Hormuz, audizione Capo di Stato maggiore Marina militare: "Pronti a sminare a fine guerra"
MondoIn Commissione Difesa alla Camera, Giuseppe Berutti Bergotto ha sottolineato come lo stretto rappresenti un cono di bottiglia nella rete commerciale
"La Marina militare è pronta a effettuare un'operazione di sminamento, ovviamente queste operazioni devono essere fatte in una situazione non conflittuale perché sono molto delicate e come tutte le operazioni in aree delicate comportano dei rischi. Il nostro compito è mantenere i rischi al minimo possibile, questo lo facciamo tramite la tecnologia molto avanzata", queste le parole del Capo di Stato maggiore della Marina militare Giuseppe Berutti Bergotto, in Commissione Difesa alla Camera, in merito ad un'eventuale missione italiana nello stretto di Hormuz. L'audizione di Berutti Bergotto avviene nell'ambito di un ciclo di audizioni dei vertici militari delle diverse forze armate sulle linee generali del loro mandato.
L'audizione
Durante l'audizione, Berutti Bergotto ha spiegato che lo stretto di Hormuz è come "un cono di bottiglia nella rete commerciale, e come tutti i coni di bottiglia fa comprendere quanto sia importante garantire la sicurezza della navigazione, il mare dev'essere un ambiente sicuro, come tutti i luoghi di lavoro".

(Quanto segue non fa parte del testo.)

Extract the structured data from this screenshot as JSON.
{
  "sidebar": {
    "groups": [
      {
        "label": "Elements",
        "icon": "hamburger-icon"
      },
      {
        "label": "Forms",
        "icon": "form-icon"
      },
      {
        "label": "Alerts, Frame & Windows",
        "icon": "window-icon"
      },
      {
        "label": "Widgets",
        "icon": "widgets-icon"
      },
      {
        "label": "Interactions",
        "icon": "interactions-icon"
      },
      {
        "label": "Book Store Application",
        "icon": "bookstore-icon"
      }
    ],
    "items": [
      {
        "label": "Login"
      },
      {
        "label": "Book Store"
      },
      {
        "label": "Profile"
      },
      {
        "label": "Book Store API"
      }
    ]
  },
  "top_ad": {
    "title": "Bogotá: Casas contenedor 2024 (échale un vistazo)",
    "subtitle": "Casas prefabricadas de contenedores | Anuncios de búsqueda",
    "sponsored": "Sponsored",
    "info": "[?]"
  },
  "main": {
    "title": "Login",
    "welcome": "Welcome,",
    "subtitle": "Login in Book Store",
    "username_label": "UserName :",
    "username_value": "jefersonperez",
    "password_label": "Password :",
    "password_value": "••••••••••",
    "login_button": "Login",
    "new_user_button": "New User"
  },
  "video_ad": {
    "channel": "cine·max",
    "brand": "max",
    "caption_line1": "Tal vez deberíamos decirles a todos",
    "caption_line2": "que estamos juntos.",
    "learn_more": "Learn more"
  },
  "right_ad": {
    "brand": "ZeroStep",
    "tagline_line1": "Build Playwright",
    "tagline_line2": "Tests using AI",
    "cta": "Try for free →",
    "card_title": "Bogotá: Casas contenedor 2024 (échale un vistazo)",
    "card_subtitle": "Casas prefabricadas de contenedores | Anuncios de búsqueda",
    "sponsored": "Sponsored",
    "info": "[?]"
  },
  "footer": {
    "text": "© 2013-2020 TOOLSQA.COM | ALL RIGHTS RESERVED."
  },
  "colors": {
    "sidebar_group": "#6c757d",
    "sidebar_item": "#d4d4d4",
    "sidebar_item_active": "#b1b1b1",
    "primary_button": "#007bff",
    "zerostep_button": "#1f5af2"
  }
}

Il Capo di Stato maggiore ha aggiunto che lo stretto è un "check-point fondamentale per il commercio mondiale", anche se quella parte costituisce per l'Italia il passaggio di "solo il 5% del suo fabbisogno petrolifero". Chiuderlo "si può fare rapidamente, anche con poca spesa: bastano poche mine, e quelle collocate dagli iraniani sono poche, costano poco e sono anche datate" ma sono sufficienti per determinare il blocco della navigazione, il che evidenzia "una decrescente sicurezza della zona". Berutti Bergotto ha anche sottolineato: "Abbiamo sempre alcune navi pronte a partire secondo le indicazioni che riceviamo dal governo. Siamo pronti e preparati per questo lavoro. Ovviamente non c'è solo la minaccia delle mine, ma anche quella dei barchini (generalmente usati dai pasdaran, ndr) che vanno sul traffico mercantile e lì è un'altra storia: dovremmo utilizzare delle navi per fare la scorta, ma intervenire in quella zona vuol dire intervenire quando la conflittualità è cessata".
Lo sminamento
A proposito della competenza della Marina italiana nello sminamento, Berutti Bergotto ha sottolineato che "ogni anno sono mediamente 14mila gli ordigni bonificati in mare o sulle spiagge, si tratta ovviamente di residui bellici, e questo ci ha permesso di mantenere una elevata preparazione e capacità". La Marina dispone di 8
unità navali cacciamine che pur datate come anno di costruzione sono sempre stata ammodernate nel tempo. Da sempre la Marina militare mantiene uno stato di prontezza, e siamo preparati per questo lavoro".
Intervento nello Stretto in ambiente internazionale
"Le attività che facciamo in ambienti internazionali vengono fatte o all'interno di coalizioni Nato, dell'Unione europea o di coalizioni internazionali abbastanza corpose, questo perché aiuta l'efficacia dell'operazione: c'è uno scambio di informazioni, ci sono più mezzi a disposizione e anche dal punto di vista internazionale c'è una maggiore sicurezza. Pertanto, credo che un intervento nello stretto di Hormuz, anche se questa è una decisione del governo, possa essere sviluppato in un ambiente internazionale", ha affermato il Capo di Stato maggiore, spiegando: "Anche in Mar Rosso e nell'Oceano Indiano siamo all'interno di una coalizione e siamo lì come Europa, ma mi preme dire che ad oggi, in entrambe le operazioni, ci sono solo navi italiane. Nel Mar Rosso attualmente c'è soltanto la nostra nave, noi siamo Force Commander, cioè siamo il Comandante del Mare e agli inizi di maggio farà parte della Forza anche una nave greca, però ad oggi c'è soltanto una nave italiana".